Note: This article is intended for technical audiences such as IT administrators.

When using ZScaler in your network environment, you may encounter issues preventing Aircall from connecting correctly. This article outlines the symptoms, cause, and the required ZScaler configuration changes.

Symptom

When trying to use Aircall in a network environment with ZScaler, users are unable to get Aircall to connect.

Cause

Aircall does not support Certificate Pinning.

Solution

In addition to allowing the usual list of Aircall domains, subnets, and ports through your firewall or endpoint security solution (referenced in our KB article Firewalls, anti virus, and content blockers), when using ZScaler you must also ensure that:

  • Certificate Pinning is disabled
  • SSL Inspection is disabled

ZScaler configuration

Certificate Pinning
Certificate pinning involves associating a specific SSL or TLS certificate with a particular domain.
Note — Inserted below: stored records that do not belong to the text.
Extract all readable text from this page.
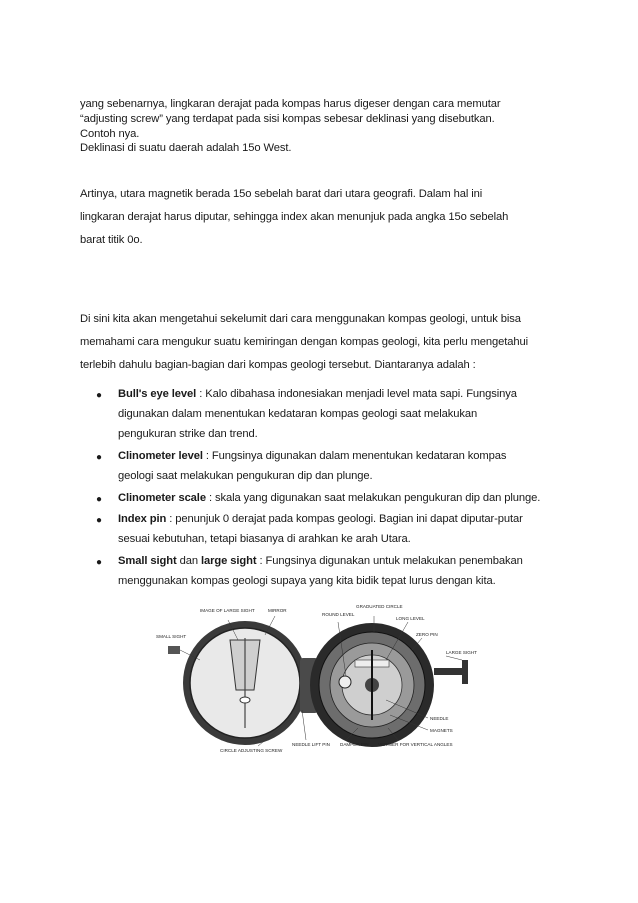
yang sebenarnya, lingkaran derajat pada kompas harus digeser dengan cara memutar
“adjusting screw” yang terdapat pada sisi kompas sebesar deklinasi yang disebutkan.
Contoh nya.
Deklinasi di suatu daerah adalah 15o West.
Artinya, utara magnetik berada 15o sebelah barat dari utara geografi. Dalam hal ini
lingkaran derajat harus diputar, sehingga index akan menunjuk pada angka 15o sebelah
barat titik 0o.
Di sini kita akan mengetahui sekelumit dari cara menggunakan kompas geologi, untuk bisa
memahami cara mengukur suatu kemiringan dengan kompas geologi, kita perlu mengetahui
terlebih dahulu bagian-bagian dari kompas geologi tersebut. Diantaranya adalah :
● Bull's eye level : Kalo dibahasa indonesiakan menjadi level mata sapi. Fungsinya
digunakan dalam menentukan kedataran kompas geologi saat melakukan
pengukuran strike dan trend.
● Clinometer level : Fungsinya digunakan dalam menentukan kedataran kompas
geologi saat melakukan pengukuran dip dan plunge.
● Clinometer scale : skala yang digunakan saat melakukan pengukuran dip dan plunge.
● Index pin : penunjuk 0 derajat pada kompas geologi. Bagian ini dapat diputar-putar
sesuai kebutuhan, tetapi biasanya di arahkan ke arah Utara.
● Small sight dan large sight : Fungsinya digunakan untuk melakukan penembakan
menggunakan kompas geologi supaya yang kita bidik tepat lurus dengan kita.
SMALL SIGHT
IMAGE OF LARGE SIGHT	MIRROR
ROUND LEVEL
GRADUATED CIRCLE
LONG LEVEL
ZERO PIN
LARGE SIGHT
NEEDLE
MAGNETS
VERNIER FOR VERTICAL ANGLES
DAMPER PIN
NEEDLE LIFT PIN
CIRCLE ADJUSTING SCREW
When enabled, ZScaler bypasses SSL inspection for traffic encrypted with pinned certificates, ensuring that the integrity and security of these connections are preserved. This is important for services or applications that require certificate pinning for authentication or security purposes.

SSL Inspection
SSL inspection, also known as SSL or TLS decryption or SSL or TLS interception, involves decrypting and inspecting encrypted traffic passing through the ZScaler network. In some cases, such as compliance requirements or specific application needs, SSL inspection may need to be disabled. This ensures that encrypted traffic remains opaque to ZScaler, preserving end to end encryption for sensitive data.

The documentation provided by ZScaler here provides more details.